In the previous article, placement of output capacitors and freewheel diodes was explained. In this article, we explain the positioning of inductors, which are next placed on a board.

Inductor Placement

After output capacitor and freewheel diode placement, the inductor is positioned.

The inductor L is placed near the switching MOSFET Q₂ in order to minimize radiated emission from the switching node. The area of the wiring copper foil should not be increased beyond what is necessary. One way to lower the wiring resistance and improve heat dissipation from the copper foil is to expand the copper foil area, but if the foil area is too large, it acts as an antenna and may cause increased EMI.

One guideline to use when determining wiring widths, after having considered the wiring resistance, heat dissipation, and antenna effects, is current rating. The following graphs indicate the temperature increase due to the current being passed and the conductor width. For example, when a 2 A current is passed through wiring with a conductor thickness of 35 μm, if the temperature increase is to be held to within 20°C, then the Δt=20°C curve (light blue) is referenced to determine the wiring width at 2 A. In this case, we find that a conductor width of 0.53 mm is sufficient.

In actuality, because wiring is affected by heat generated by nearby components and the ambient temperature, it is recommended that the conductor width be selected with ample margin included. For example, for a one-ounce (35 μm) board, the conductor width is generally set to 1 mm or more per ampere of current, and for a two-ounce (70 μm) board, the width is generally made 0.7 mm or more per ampere. In this way, separate design rules that include margins are typically applied.

Below are shown a layout example in which wiring area is optimized from the standpoint of EMI, and a poor layout example in which the wiring area is made larger than necessary. The layout sections being discussed are shown in a darker color.

Where inductor wiring is concerned, there are two other points to be noted. The first is that the ground layer must not be located directly below the inductor. Due to the effect of cancelling magnetic lines of force caused by eddy currents occurring in the ground layer, the inductance of the inductor L drops and losses increase (reduced Q) (see the left side of the diagram below). Apart from the ground layer, switching noise can propagate in signal lines as a result of eddy currents. Hence wiring should never be located directly below the inductor. When wiring below the inductor cannot be avoided, an inductor with a closed magnetic circuit structure and little leakage of magnetic lines of force should be used.

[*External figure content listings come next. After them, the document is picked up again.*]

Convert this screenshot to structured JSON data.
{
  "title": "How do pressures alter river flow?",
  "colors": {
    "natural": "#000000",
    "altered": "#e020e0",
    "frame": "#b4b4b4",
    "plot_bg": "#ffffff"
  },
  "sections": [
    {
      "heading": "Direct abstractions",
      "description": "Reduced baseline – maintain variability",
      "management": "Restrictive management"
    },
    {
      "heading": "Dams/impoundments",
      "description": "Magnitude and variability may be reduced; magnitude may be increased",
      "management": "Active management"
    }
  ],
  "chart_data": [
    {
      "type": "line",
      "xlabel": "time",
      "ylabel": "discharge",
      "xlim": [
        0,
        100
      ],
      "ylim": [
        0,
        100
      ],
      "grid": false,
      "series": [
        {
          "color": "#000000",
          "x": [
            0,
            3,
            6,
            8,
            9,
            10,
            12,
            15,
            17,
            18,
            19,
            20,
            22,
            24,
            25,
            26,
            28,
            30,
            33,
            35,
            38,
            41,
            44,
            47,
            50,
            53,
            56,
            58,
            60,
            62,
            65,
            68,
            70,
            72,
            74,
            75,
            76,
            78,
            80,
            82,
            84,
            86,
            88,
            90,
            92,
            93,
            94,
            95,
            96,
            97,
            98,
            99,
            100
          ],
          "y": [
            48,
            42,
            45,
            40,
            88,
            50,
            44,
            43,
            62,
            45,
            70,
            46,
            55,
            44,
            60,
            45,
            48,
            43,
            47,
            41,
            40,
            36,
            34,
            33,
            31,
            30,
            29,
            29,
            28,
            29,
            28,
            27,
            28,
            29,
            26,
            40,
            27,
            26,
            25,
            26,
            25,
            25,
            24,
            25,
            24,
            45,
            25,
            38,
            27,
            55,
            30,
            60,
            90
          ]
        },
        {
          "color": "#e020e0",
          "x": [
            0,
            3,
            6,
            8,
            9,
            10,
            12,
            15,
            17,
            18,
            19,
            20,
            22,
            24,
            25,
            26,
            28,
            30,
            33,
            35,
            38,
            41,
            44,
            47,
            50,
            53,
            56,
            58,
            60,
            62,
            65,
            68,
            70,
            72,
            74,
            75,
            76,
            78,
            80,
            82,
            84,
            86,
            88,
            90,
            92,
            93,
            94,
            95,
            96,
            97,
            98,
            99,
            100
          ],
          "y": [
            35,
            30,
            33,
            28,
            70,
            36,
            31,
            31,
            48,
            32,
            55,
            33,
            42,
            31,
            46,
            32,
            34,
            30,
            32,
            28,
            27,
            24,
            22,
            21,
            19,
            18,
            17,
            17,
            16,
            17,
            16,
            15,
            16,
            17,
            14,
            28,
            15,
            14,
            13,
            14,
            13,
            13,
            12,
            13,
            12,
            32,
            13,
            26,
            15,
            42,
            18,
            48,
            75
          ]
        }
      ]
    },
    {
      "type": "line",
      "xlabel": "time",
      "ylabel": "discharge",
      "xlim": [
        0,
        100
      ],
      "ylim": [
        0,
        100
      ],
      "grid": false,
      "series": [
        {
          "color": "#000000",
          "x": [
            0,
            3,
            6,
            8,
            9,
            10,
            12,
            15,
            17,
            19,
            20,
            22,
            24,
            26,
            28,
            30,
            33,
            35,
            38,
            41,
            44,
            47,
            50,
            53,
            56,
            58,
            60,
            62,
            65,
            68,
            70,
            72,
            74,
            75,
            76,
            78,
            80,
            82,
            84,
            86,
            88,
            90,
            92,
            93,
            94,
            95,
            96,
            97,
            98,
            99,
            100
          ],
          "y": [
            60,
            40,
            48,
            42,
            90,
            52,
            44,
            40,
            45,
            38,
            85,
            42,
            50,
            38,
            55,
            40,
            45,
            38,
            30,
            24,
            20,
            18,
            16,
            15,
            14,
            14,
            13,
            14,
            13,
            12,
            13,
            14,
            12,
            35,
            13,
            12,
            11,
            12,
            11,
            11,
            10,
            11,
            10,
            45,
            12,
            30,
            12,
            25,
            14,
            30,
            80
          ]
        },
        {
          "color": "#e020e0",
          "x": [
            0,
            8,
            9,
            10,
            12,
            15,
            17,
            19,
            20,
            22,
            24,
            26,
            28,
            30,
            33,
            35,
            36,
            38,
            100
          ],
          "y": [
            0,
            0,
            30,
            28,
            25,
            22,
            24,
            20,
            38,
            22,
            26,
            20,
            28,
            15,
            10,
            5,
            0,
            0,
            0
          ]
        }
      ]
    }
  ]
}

The second point to note is the distance between inductor terminals. As in the example on the right in the diagram above, because the copper foil area is broader in the terminal portions, the effective distance between the terminals is reduced, and the high-frequency signal of the switching node may be induced in the input via stray capacitance. As with the other wiring examples, the copper foil for the inductor terminals should be limited to the minimum amount necessary.